Il lui a fallu du temps avant d'aller "le voir" au funerarium, plus de 6 mois, pour qu'il finisse par me dire "de toute façon papa il est pas là". Il n'a jamais souhaité y retourner depuis. Il ne souhaite pas non plus que nous "soulignons" la date de son décès d'une quelconque façon que ce soit, il n'a connaissance que de la période, ne connait pas la date exacte et ça lui va très bien comme ça. Il se souvient par contre très bien des deux jours où je lui ai annoncé que son papa était à l'hopital, de ce qu'il faisait à ce moment ou de ce qu'il avait prévu de faire avec lui.
Il est passé par la phase "c'est la faute de ..." et quasiment tout le monde y est passé, le copain avec qui il a fait un tennis suite auquel il a fait son infarctus, moi puisque je l'ai quitté, si j'étais restée avec lui il aurait fait ceci/pas cela ..., les potes avec qui il faisait pas mal la fête, ses grands parents bien sûr puisque ce sont eux qui ont pris la décision finale, mais aussi son papa puisqu'il fumait et qu'il avait pourtant promis d'arrêter ... Il avait besoin de trouver un coupable.

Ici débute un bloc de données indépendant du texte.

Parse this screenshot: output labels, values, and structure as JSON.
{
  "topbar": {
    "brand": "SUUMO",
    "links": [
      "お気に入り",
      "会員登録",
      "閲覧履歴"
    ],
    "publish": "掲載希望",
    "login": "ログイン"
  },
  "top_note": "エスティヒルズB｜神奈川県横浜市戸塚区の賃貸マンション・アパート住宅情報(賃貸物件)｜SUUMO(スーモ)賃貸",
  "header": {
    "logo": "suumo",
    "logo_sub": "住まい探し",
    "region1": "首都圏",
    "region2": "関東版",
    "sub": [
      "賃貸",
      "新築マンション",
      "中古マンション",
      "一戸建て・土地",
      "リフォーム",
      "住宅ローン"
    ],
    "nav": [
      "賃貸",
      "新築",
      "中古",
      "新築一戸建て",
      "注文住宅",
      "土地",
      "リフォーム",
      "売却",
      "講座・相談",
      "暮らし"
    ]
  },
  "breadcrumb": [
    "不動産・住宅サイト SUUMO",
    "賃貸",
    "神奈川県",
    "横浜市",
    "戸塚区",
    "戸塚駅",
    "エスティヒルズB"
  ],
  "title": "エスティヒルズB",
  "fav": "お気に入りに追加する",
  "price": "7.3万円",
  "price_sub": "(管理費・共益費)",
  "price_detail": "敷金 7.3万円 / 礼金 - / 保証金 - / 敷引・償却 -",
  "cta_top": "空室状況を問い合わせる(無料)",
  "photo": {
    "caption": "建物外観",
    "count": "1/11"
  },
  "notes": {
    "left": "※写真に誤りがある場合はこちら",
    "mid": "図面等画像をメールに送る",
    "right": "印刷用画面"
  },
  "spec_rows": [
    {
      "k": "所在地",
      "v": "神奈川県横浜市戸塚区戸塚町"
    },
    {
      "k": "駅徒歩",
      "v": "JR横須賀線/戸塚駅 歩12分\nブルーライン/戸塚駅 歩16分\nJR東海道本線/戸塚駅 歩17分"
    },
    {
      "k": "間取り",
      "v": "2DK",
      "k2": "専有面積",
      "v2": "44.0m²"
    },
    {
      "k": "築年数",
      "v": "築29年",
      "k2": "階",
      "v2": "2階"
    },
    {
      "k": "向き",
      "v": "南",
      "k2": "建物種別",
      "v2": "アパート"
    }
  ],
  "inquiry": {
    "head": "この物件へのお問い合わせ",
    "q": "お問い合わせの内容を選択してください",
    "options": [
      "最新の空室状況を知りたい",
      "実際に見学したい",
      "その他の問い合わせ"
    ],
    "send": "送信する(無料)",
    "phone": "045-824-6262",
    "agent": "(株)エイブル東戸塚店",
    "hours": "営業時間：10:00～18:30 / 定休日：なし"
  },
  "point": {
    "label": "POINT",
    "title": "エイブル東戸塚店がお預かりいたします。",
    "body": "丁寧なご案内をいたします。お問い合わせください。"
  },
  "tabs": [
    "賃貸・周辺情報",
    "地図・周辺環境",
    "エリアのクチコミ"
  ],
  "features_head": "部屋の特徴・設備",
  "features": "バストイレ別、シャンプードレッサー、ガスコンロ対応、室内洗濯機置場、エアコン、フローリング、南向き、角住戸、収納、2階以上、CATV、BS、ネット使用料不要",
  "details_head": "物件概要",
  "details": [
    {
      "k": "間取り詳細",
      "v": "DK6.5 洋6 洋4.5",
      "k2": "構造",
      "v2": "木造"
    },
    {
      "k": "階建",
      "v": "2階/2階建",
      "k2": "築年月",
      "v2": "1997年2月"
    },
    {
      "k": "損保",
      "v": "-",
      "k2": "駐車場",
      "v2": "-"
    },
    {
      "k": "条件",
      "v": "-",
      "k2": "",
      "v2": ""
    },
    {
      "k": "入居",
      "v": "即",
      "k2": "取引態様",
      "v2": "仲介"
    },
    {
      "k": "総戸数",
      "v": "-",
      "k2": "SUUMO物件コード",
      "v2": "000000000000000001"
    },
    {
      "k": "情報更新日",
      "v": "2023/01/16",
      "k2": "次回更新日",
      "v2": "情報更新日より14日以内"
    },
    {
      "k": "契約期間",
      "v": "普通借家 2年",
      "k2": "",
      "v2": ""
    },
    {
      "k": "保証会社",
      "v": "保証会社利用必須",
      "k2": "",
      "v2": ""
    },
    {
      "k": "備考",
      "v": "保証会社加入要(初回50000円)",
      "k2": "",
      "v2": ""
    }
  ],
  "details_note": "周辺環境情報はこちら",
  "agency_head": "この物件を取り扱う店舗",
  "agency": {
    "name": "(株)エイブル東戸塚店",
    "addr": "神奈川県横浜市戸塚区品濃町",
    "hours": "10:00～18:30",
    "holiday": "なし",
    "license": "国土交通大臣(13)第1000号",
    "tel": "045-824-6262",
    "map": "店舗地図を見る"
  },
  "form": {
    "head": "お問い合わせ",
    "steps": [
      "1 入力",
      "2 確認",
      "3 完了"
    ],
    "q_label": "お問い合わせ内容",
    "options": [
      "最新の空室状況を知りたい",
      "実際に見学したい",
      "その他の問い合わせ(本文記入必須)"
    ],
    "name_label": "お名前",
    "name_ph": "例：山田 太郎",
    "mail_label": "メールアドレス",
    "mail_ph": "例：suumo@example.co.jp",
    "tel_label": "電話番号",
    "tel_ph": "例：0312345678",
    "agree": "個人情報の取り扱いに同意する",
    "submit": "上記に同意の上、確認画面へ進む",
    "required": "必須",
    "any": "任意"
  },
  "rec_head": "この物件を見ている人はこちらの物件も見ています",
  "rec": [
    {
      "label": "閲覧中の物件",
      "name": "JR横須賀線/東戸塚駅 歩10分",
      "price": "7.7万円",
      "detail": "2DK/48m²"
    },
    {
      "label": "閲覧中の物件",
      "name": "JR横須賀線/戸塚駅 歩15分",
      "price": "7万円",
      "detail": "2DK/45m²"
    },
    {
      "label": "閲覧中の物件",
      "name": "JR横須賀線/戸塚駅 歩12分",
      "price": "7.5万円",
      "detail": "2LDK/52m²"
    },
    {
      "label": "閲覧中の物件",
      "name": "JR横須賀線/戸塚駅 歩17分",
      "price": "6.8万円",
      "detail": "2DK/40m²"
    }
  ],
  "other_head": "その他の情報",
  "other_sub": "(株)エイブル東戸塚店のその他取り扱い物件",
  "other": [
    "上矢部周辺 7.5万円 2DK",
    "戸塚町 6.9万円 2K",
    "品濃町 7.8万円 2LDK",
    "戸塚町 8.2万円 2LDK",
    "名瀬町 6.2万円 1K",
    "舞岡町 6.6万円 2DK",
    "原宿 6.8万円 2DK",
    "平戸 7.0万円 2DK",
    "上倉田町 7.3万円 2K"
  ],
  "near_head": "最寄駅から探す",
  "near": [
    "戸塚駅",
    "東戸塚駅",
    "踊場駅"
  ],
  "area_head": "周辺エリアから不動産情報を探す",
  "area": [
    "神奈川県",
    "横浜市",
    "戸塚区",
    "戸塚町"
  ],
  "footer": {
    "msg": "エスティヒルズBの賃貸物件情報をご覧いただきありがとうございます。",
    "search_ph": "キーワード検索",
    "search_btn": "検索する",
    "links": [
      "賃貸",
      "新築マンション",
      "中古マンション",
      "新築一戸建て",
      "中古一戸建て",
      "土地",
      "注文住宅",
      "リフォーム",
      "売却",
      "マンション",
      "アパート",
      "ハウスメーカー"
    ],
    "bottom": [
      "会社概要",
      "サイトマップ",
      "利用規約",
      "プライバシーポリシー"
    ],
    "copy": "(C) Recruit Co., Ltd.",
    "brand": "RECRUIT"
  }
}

Aujourd'hui il me questionne, beaucoup, sur des choses précises, il semble prêt à entendre comment s'est passé l'accident, et surtout en avoir besoin. Ce qu'était entrain de faire son papa quand il a fait son arrêt cardiaque, avec qui il était, qui a appelé les secours, mais aussi pourquoi nous n'avons pas plus attendu avant de débrancher les machines, comment nous pouvions être sûrs qu'il ne se serait pas réveillé... Des questions qui font mal tant elles sont crues et me rappellent des moments affreux, mais qui semblent primordiales pour lui, pour l'aider à comprendre pourquoi on lui a pris son papa et auxquelles je me dois de répondre.